The 113th Infantry Division was an infantry division of the Wehrmacht in World War II.

== History ==

The division was created on 10 December 1940 in Grafenwöhr. It participated in Operation Barbarossa and the Battle of Kiev (1941), before being sent to Serbia for anti-partisan operations. After the defeat in the Battle of Moscow, the division was rushed back to Russia to help stop the Soviet counter-offensive.

In 1942, the division participated in the Second Battle of Kharkov, Case Blue and the Battle of Stalingrad, where it was annihilated.

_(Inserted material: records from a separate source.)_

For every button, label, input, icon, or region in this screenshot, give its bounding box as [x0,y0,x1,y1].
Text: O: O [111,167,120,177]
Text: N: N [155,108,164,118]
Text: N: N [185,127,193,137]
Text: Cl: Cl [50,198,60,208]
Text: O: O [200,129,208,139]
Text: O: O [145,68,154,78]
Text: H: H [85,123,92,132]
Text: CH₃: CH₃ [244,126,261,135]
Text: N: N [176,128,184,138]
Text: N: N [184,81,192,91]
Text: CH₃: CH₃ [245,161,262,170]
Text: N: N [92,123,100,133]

The division was reformed on 21 March 1943 in occupied France.
From 1 June 1943, it was relocated to the hinterland, where retaliatory actions against French partisans were carried out.

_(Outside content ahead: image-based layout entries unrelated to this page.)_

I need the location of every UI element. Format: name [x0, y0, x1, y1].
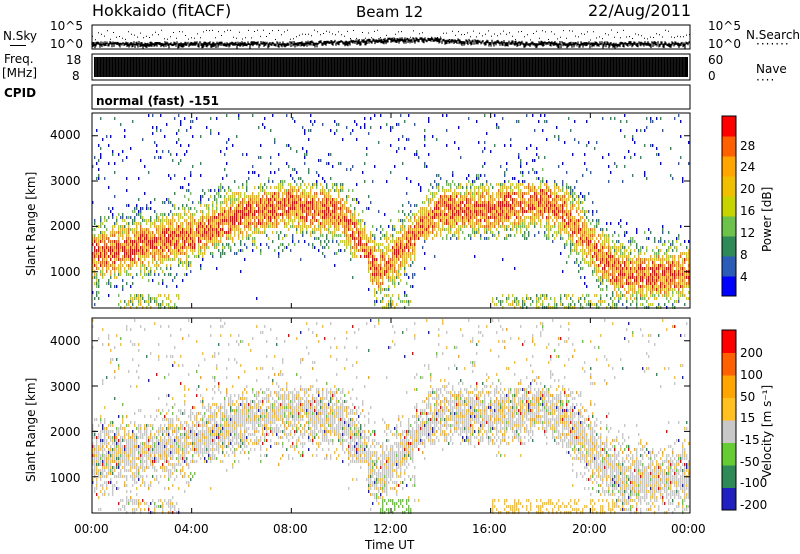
- xtick-label: 20:00: [572, 522, 607, 536]
- power-cbar-tick: 8: [740, 248, 748, 262]
- velocity-ytick: 4000: [50, 334, 81, 348]
- freq-trace: [94, 57, 688, 77]
- noise-right-tick-bottom: 10^0: [708, 37, 741, 51]
- velocity-cbar-tick: 100: [740, 368, 763, 382]
- noise-panel-frame: [91, 24, 691, 50]
- power-colorbar-label: Power [dB]: [760, 186, 774, 252]
- velocity-cbar-tick: -200: [740, 498, 768, 512]
- power-cells-6: [92, 183, 690, 309]
- velocity-cbar-tick: 50: [740, 390, 756, 404]
- power-cbar-tick: 16: [740, 204, 756, 218]
- power-cells-5: [92, 183, 690, 309]
- velocity-colorbar-label: Velocity [m s⁻¹]: [760, 384, 774, 478]
- power-colorbar-swatch: [722, 276, 736, 297]
- xtick-label: 16:00: [472, 522, 507, 536]
- velocity-cells-5: [92, 325, 690, 514]
- power-ytick: 3000: [50, 174, 81, 188]
- power-ytick: 2000: [50, 219, 81, 233]
- noise-right-tick-top: 10^5: [708, 19, 741, 33]
- freq-unit-label: [MHz]: [2, 66, 38, 80]
- power-ylabel: Slant Range [km]: [24, 171, 38, 276]
- velocity-colorbar-swatch: [722, 442, 736, 466]
- power-cbar-tick: 28: [740, 139, 756, 153]
- velocity-ytick: 2000: [50, 425, 81, 439]
- nave-legend-dots: ····: [756, 73, 776, 87]
- xtick-label: 08:00: [273, 522, 308, 536]
- noise-trace: [91, 29, 690, 49]
- freq-left-tick-top: 18: [66, 53, 82, 67]
- nave-right-tick-bottom: 0: [708, 69, 716, 83]
- freq-bars: [94, 57, 688, 77]
- freq-label: Freq.: [4, 52, 34, 66]
- power-colorbar-swatch: [722, 136, 736, 157]
- velocity-cbar-tick: -100: [740, 476, 768, 490]
- velocity-ytick: 1000: [50, 471, 81, 485]
- chart-title: Hokkaido (fitACF): [92, 1, 232, 20]
- velocity-colorbar-swatch: [722, 375, 736, 398]
- power-colorbar-swatch: [722, 256, 736, 277]
- power-colorbar-swatch: [722, 156, 736, 177]
- power-colorbar-swatch: [722, 236, 736, 257]
- power-colorbar-swatch: [722, 216, 736, 237]
- power-cbar-tick: 20: [740, 182, 756, 196]
- velocity-cells-3: [92, 319, 690, 514]
- velocity-colorbar-swatch: [722, 487, 736, 511]
- velocity-cells-1: [94, 331, 688, 508]
- velocity-cbar-tick: 15: [740, 411, 756, 425]
- velocity-cbar-tick: -15: [740, 433, 760, 447]
- power-cbar-tick: 12: [740, 226, 756, 240]
- xtick-label: 00:00: [671, 522, 706, 536]
- power-ytick: 4000: [50, 128, 81, 142]
- velocity-ylabel: Slant Range [km]: [24, 377, 38, 482]
- nsearch-label: N.Search: [746, 28, 800, 42]
- power-ytick: 1000: [50, 265, 81, 279]
- power-colorbar-swatch: [722, 176, 736, 197]
- tick-marks: [91, 113, 691, 513]
- power-colorbar: [721, 115, 737, 297]
- velocity-colorbar-swatch: [722, 420, 736, 443]
- cpid-panel-frame: [91, 84, 691, 110]
- power-heatmap: [92, 114, 690, 309]
- velocity-cbar-tick: -50: [740, 455, 760, 469]
- freq-bar-gaps: [95, 57, 685, 77]
- cpid-label: CPID: [4, 86, 37, 100]
- velocity-colorbar-swatch: [722, 330, 736, 353]
- noise-sky-line: [91, 37, 690, 49]
- nsearch-legend-dots: ·······: [756, 37, 790, 51]
- noise-left-tick-bottom: 10^0: [50, 37, 83, 51]
- nave-right-tick-top: 60: [708, 53, 724, 67]
- beam-label: Beam 12: [356, 3, 424, 21]
- nave-label: Nave: [756, 62, 787, 76]
- velocity-colorbar-swatch: [722, 397, 736, 421]
- power-colorbar-frame: [721, 115, 737, 297]
- date-label: 22/Aug/2011: [588, 1, 692, 20]
- freq-panel-frame: [91, 53, 691, 81]
- velocity-ytick: 3000: [50, 380, 81, 394]
- xtick-label: 00:00: [74, 522, 109, 536]
- velocity-cbar-tick: 200: [740, 346, 763, 360]
- power-cbar-tick: 4: [740, 270, 748, 284]
- xtick-label: 04:00: [174, 522, 209, 536]
- velocity-heatmap: [92, 319, 690, 514]
- velocity-colorbar: [721, 329, 737, 511]
- nsky-label: N.Sky: [3, 29, 38, 43]
- cpid-text: normal (fast) -151: [96, 94, 219, 108]
- velocity-colorbar-swatch: [722, 465, 736, 488]
- velocity-colorbar-frame: [721, 329, 737, 511]
- power-cells-4: [92, 183, 690, 309]
- velocity-colorbar-swatch: [722, 352, 736, 376]
- nsky-legend-line: [10, 45, 26, 46]
- power-colorbar-swatch: [722, 196, 736, 217]
- axis-ticks: [91, 113, 691, 513]
- power-cbar-tick: 24: [740, 160, 756, 174]
- noise-left-tick-top: 10^5: [50, 19, 83, 33]
- x-axis-label: Time UT: [365, 538, 415, 552]
- xtick-label: 12:00: [373, 522, 408, 536]
- noise-search-dots: [92, 29, 690, 41]
- freq-left-tick-bottom: 8: [72, 69, 80, 83]
- power-colorbar-swatch: [722, 116, 736, 137]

On 20 July, the 113th Infantry Division was sent back to Russia, to take over a section of the "Buffalo Position" near Rzhev as part of Army Group Center. On 7 August, the Red Army attacked the division at the start of the Smolensk operation. The mostly inexperienced soldiers of the division withdrew in panic, so that the battle-hardened 18th Panzer Grenadier Division had to be brought in to rectify the situation. In the following battles, the troops of the 113th Infantry Division continued to suffer high losses and were mostly subordinated to the neighboring divisions. Due to the low combat value of the division, it was disbanded on 2 November 1943.

The remains of the division were transferred to the Divisions-Gruppe 113 of the 337th Infantry Division after the Battle of Nevel in November 1943.

== Organization ==
Structure of the division:

- Headquarters
- 260th Infantry Regiment
- 261st Infantry Regiment
- 268th Infantry Regiment
- 87th Artillery Regiment
- 113th Reconnaissance Battalion
- 113th Tank Destroyer Battalion
- 113th Engineer Battalion
- 113th Signal Battalion
- 113th Divisional Supply Group

== Commanding officers ==
- Generalleutnant Ernst Güntzel, 10 December 1940 – 4 June 1941,
- Generalleutnant Friedrich Zickwolff, 4 June 1941 – 10 May 1942,
- Generalleutnant Hans-Heinrich Sixt von Armin, 10 May 1942 – 20 January 1943 : POW,
- Generalmajor Friedrich-Wilhelm Prüter, 15 March 1943 – 25 November 1943.

==War Crimes==

The 113th division participated in the Massacre at Babi Yar under Friedrich Zickwolff.